The server stores the encrypted FHE key bundle (ciphertext), the wrapped DEK, and the PRF salt (for passkey users). The server does not have the passkey PRF output (derived client-side), the OPAQUE export key (derived in PAKE, never transmitted), or the wallet signature (signed client-side). The server cannot derive the KEK, cannot unwrap the DEK, and therefore cannot decrypt FHE keys.

Replay Protection

DEK wrapping uses Authenticated Additional Data (AAD) binding the wrapped key to a specific secret ID, credential ID, and user ID. This prevents a wrapped DEK from being used with different secrets or users. Recovery wrappers use additional AAD binding with a recovery-specific context to prevent cross-user and cross-secret wrapper substitution.

FHE Ciphertext Integrity

Every FHE ciphertext stored in encrypted attributes includes an HMAC-SHA256 tag binding the ciphertext to its owner and attribute type.
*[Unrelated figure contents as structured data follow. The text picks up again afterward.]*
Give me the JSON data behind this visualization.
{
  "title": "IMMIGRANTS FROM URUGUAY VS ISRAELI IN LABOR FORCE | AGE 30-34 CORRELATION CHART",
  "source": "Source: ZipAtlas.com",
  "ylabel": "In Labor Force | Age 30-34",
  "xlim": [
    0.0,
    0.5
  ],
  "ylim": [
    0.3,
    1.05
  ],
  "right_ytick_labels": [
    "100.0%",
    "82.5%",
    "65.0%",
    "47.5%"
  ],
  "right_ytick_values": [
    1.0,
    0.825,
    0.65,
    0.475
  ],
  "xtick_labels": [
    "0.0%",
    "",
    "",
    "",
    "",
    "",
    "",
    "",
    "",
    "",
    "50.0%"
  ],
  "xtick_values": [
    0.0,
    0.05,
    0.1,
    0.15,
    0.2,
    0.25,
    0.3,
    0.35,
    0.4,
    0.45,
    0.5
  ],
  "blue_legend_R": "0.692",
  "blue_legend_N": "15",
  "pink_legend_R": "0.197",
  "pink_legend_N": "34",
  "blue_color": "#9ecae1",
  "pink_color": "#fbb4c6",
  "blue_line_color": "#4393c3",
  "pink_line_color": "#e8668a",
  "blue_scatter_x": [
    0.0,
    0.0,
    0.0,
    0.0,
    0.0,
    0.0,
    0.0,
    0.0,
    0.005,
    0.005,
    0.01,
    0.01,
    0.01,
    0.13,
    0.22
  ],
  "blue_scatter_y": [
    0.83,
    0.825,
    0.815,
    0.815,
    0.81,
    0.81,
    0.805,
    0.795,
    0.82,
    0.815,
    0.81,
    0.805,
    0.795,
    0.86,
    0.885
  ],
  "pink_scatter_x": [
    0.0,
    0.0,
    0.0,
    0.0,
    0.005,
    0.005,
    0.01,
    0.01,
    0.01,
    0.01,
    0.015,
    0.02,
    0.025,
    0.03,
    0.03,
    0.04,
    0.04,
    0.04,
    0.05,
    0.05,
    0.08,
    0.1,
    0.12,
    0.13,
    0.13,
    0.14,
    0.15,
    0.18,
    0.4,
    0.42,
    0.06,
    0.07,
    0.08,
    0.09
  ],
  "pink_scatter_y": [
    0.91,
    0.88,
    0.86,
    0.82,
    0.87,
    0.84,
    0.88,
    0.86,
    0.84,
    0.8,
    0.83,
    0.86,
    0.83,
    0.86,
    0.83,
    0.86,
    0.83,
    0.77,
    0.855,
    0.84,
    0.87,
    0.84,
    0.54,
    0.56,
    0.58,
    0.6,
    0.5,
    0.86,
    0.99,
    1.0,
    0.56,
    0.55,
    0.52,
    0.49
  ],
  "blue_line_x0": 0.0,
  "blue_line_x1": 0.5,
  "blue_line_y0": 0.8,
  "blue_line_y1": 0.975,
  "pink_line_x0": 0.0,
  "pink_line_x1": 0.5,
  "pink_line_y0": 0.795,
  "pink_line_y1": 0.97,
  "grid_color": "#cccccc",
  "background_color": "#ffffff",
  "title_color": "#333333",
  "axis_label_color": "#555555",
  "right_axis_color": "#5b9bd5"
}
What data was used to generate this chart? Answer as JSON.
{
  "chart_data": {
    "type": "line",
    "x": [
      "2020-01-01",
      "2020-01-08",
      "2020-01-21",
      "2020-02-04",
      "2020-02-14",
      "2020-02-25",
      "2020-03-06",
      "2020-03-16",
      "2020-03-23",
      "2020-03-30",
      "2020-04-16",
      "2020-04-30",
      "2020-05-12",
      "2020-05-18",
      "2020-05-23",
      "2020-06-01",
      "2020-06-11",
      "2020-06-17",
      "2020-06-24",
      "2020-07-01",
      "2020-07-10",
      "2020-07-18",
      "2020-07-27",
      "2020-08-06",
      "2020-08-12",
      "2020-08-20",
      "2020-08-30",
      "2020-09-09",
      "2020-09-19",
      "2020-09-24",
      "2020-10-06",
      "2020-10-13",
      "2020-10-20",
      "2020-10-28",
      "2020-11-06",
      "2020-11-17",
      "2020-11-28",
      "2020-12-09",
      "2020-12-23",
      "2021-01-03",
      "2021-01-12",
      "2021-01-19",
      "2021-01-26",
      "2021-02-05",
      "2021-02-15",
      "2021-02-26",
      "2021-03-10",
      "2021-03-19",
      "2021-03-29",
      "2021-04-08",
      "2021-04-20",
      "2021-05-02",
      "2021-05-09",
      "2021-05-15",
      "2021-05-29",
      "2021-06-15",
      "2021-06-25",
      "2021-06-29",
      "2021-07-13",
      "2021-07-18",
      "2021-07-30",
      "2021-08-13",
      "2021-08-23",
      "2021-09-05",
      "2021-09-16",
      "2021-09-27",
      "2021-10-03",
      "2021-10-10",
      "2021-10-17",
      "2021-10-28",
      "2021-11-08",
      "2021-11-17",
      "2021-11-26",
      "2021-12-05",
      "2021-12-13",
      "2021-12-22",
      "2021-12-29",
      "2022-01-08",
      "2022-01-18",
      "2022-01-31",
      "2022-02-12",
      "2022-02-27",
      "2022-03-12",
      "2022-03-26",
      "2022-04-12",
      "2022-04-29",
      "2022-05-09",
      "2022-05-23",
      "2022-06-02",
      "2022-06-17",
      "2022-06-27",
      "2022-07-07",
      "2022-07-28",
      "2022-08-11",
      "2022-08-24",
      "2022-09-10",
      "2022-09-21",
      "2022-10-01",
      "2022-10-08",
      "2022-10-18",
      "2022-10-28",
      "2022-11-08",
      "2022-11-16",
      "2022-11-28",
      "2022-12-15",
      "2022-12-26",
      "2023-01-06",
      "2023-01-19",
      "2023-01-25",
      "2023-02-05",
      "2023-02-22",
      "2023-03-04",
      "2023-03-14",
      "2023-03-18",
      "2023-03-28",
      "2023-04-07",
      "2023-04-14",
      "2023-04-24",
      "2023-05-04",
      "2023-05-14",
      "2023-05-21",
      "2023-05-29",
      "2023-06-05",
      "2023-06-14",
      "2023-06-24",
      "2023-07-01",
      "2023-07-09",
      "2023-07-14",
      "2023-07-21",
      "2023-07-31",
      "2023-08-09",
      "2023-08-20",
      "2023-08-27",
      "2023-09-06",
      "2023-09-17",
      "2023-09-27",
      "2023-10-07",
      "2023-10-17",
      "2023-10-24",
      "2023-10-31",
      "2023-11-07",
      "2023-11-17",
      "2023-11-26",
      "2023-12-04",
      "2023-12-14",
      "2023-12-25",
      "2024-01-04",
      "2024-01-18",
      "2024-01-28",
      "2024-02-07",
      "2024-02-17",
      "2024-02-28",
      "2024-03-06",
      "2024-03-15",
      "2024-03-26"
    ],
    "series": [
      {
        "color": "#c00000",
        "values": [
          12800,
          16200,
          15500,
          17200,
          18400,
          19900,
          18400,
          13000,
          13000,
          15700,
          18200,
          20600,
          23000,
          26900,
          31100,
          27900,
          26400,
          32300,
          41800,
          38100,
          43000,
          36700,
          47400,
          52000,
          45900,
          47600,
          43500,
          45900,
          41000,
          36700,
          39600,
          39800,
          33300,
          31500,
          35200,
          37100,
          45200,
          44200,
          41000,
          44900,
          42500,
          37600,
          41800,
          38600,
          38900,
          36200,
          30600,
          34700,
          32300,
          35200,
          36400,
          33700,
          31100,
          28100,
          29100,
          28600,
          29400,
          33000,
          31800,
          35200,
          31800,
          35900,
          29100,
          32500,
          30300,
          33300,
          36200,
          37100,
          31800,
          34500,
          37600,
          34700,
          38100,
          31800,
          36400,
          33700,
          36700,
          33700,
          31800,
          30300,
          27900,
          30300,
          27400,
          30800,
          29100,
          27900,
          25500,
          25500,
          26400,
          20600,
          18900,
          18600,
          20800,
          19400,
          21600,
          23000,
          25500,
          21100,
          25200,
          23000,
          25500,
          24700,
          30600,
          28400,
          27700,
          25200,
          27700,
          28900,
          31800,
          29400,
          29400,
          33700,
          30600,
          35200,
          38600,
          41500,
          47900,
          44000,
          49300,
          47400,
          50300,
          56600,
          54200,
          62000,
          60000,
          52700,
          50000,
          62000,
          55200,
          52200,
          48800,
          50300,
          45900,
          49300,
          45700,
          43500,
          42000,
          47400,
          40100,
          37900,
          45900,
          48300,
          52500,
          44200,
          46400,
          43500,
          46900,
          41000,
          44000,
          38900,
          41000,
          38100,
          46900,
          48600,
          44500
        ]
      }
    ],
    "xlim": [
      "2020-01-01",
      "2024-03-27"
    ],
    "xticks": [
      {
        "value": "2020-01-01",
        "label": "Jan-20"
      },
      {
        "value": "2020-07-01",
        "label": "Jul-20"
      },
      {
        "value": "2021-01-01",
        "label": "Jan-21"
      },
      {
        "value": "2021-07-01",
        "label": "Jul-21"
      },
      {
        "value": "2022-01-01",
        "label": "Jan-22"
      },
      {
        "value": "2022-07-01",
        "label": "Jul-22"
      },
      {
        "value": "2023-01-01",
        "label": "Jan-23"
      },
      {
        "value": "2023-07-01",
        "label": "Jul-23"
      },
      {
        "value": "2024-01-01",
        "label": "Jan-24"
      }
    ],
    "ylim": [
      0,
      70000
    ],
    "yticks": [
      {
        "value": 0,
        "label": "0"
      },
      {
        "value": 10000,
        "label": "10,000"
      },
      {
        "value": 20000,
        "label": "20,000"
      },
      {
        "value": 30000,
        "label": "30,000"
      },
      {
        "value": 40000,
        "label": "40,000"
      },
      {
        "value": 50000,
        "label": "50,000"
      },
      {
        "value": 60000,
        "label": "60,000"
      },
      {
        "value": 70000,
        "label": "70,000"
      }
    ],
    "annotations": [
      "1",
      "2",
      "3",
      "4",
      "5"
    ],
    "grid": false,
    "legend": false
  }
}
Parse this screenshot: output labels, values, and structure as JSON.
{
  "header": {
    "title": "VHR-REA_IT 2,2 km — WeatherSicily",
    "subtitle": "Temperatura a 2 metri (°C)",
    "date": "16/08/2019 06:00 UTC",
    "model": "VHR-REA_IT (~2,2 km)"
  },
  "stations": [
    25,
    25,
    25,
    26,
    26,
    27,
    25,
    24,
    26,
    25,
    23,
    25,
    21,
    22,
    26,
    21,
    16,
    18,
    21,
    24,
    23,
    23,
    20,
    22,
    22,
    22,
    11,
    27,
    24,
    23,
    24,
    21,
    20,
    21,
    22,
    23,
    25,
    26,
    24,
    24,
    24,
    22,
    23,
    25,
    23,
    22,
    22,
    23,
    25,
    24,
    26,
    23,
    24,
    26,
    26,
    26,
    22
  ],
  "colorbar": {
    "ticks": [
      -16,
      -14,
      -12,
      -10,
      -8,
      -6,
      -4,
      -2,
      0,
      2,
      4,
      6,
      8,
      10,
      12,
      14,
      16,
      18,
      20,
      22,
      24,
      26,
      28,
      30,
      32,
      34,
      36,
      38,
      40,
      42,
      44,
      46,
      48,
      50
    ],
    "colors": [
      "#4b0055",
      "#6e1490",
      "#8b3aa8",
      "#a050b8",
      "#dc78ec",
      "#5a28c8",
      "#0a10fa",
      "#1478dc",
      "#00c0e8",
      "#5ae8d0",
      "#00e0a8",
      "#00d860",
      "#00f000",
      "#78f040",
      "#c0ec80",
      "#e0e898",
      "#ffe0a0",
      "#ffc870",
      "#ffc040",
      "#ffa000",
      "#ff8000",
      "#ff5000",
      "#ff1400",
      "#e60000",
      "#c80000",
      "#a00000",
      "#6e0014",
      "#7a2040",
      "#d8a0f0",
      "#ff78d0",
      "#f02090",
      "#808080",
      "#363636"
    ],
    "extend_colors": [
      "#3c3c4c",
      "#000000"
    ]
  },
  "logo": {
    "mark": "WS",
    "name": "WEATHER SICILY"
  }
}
The tag is verified with timing-safe comparison on every read, preventing ciphertext swap attacks where an attacker substitutes one user's encrypted data with another's.

FHE Public Key Fingerprint

A SHA-256 fingerprint is computed at keygen time and persisted in the secret's metadata. On load, the fingerprint is recomputed and the key is rejected on mismatch. Existing keys without a fingerprint are accepted for backward compatibility, with the fingerprint added on the next operation. See Tamper Model for the threat model.

Server-Side FHE Input Validation

The server never accepts client-encrypted values as FHE truth. FHE inputs are derived server-side from verified data (signed OCR claims, liveness scores). This prevents a hostile browser from submitting pre-computed ciphertexts that encode false attributes.

Multi-Credential Support

Users can have multiple credentials wrapping the same DEK: primary passkey plus backup passkey, passkey plus OPAQUE password, or passkey plus recovery guardians; custodial email guardians are limited to one and cannot be the sole guardian. Each credential has its own wrapper entry; the DEK itself is shared. Recovery wrappers use ML-KEM-768 encapsulated DEK envelopes.